Oubli
Il se dresse fièrement dans son habit de bois, la mine joyeuse, toujours prêt à s’offrir aux services du plus prompt.
Il ne cesse de s’émouvoir des moindres traces laissées séant dans le sillon de son passage.
En voici justement une sujette à l’accueillir. Elle est belle, elle est pleine, droite comme la lampe qui l’éclaire, la sublime.
Attentif, il s’approche, sans brusquer les choses, sans risquer d’esquinter celle qui déjà semble céder sous ses premières caresses.
Les premières volutes tracées épousent avec perfection les lignes de son corps. Un léger feulement semble s’échapper tandis qu’il s’affère à faire courir sur elle l’extrémité pointue dont il sait faire jaillir toute chose sans effort.
Les contacts se font plus vifs, plus soutenus. Il suffirait de tendre l’oreille pour l’entendre gémir du plaisir dont elle est envahie. Elle s’abandonne, oubliant un instant ce qu’aucune n’ignore. Elle n’est qu’un passage, un trait tiré vers l’après, vers l’ailleurs.
Il disparaitra bientôt, glissant jusqu’à une autre, après l’avoir emplie de toute sa substance. Elle n’en sera pas vexée. Elle n’en retiendra aucune contrariété. Elle n’était rien avant lui, elle n’existait que dans son attente. Elle sera tout après son passage, elle appartiendra à l’infini, ses gestes à jamais gravés dans sa peau.
Mais soudain tout cesse, tout prend fin. Il s’écroule avant d’avoir pu terminer son ouvrage. C’est l’incompréhension, la stupeur.
Une lumière vive vient d’envahir l’espace. Les yeux se plissent, les sourcils se froncent, les regards se chargent de curiosité.
Une autre présence. Une présence froide, austère, semblant jouir d’une omniprésence implacable.

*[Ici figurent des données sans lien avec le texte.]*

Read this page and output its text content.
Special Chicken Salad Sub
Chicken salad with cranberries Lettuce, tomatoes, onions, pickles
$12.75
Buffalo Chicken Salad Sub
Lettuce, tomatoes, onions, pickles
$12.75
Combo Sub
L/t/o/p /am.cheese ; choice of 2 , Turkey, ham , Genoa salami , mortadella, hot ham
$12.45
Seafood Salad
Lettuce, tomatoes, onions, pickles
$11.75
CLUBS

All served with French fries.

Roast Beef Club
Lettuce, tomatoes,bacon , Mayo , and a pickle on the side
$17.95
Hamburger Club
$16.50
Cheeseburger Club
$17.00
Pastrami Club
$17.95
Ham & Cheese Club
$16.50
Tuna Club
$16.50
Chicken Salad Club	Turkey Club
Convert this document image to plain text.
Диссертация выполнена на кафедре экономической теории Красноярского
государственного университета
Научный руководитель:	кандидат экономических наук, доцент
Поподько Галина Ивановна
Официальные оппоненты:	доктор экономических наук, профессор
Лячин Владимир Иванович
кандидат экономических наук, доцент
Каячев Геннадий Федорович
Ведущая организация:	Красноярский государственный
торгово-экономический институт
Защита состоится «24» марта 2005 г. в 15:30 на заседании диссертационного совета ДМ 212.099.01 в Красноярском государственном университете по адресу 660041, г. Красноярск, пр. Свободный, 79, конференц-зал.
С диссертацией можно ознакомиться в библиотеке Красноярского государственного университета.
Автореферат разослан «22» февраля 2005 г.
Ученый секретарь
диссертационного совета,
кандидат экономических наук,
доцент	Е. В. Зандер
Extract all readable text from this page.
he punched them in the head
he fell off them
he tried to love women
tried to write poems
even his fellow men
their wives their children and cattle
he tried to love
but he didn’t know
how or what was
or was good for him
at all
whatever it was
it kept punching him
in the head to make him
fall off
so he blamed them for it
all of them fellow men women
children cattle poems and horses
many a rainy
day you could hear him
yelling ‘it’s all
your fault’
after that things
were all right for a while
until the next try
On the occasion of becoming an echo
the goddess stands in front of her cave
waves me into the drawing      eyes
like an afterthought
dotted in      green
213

Il roule sur le flanc avant de s’immobiliser dans un dernier râle.
Elle en est persuadée, la lumière est seule responsable du spectacle qu’elle contemple, impuissante.
Puis c’est l’horreur. Le fracas des doigts s’abatant contre les morceaux de plastique blanc, le rythme effréné, l’absence de respiration, les lignes qui n’en finissent plus d’apparaitre et de disparaitre sous les coups toujours plus violents.
J’ai délaissé le bois pour le plastique. J’ai préféré le froid à la chaleur, l’immobile à la vie. J’ai cessé de tracer des lignes. J’ai laissé la lumière s’en charger.
Assis derrière mon ordinateur, je regarde tristement un crayon dont j’ai oublié l’existence, dépossédé de ce qui faisait son sel, sevré de contact avec celles qui n’attendent que lui et dont elles se trouvent désormais privée.
J’ai posé mes premiers textes sur du papier, contemplant la nature qui m’entourait alors. Je pose ce dernier texte sans rien observer d’autre que des doigts frappant contre des dalles à ressort.
Il aura fallu un crayon oublié. Demain, je renoue avec la feuille.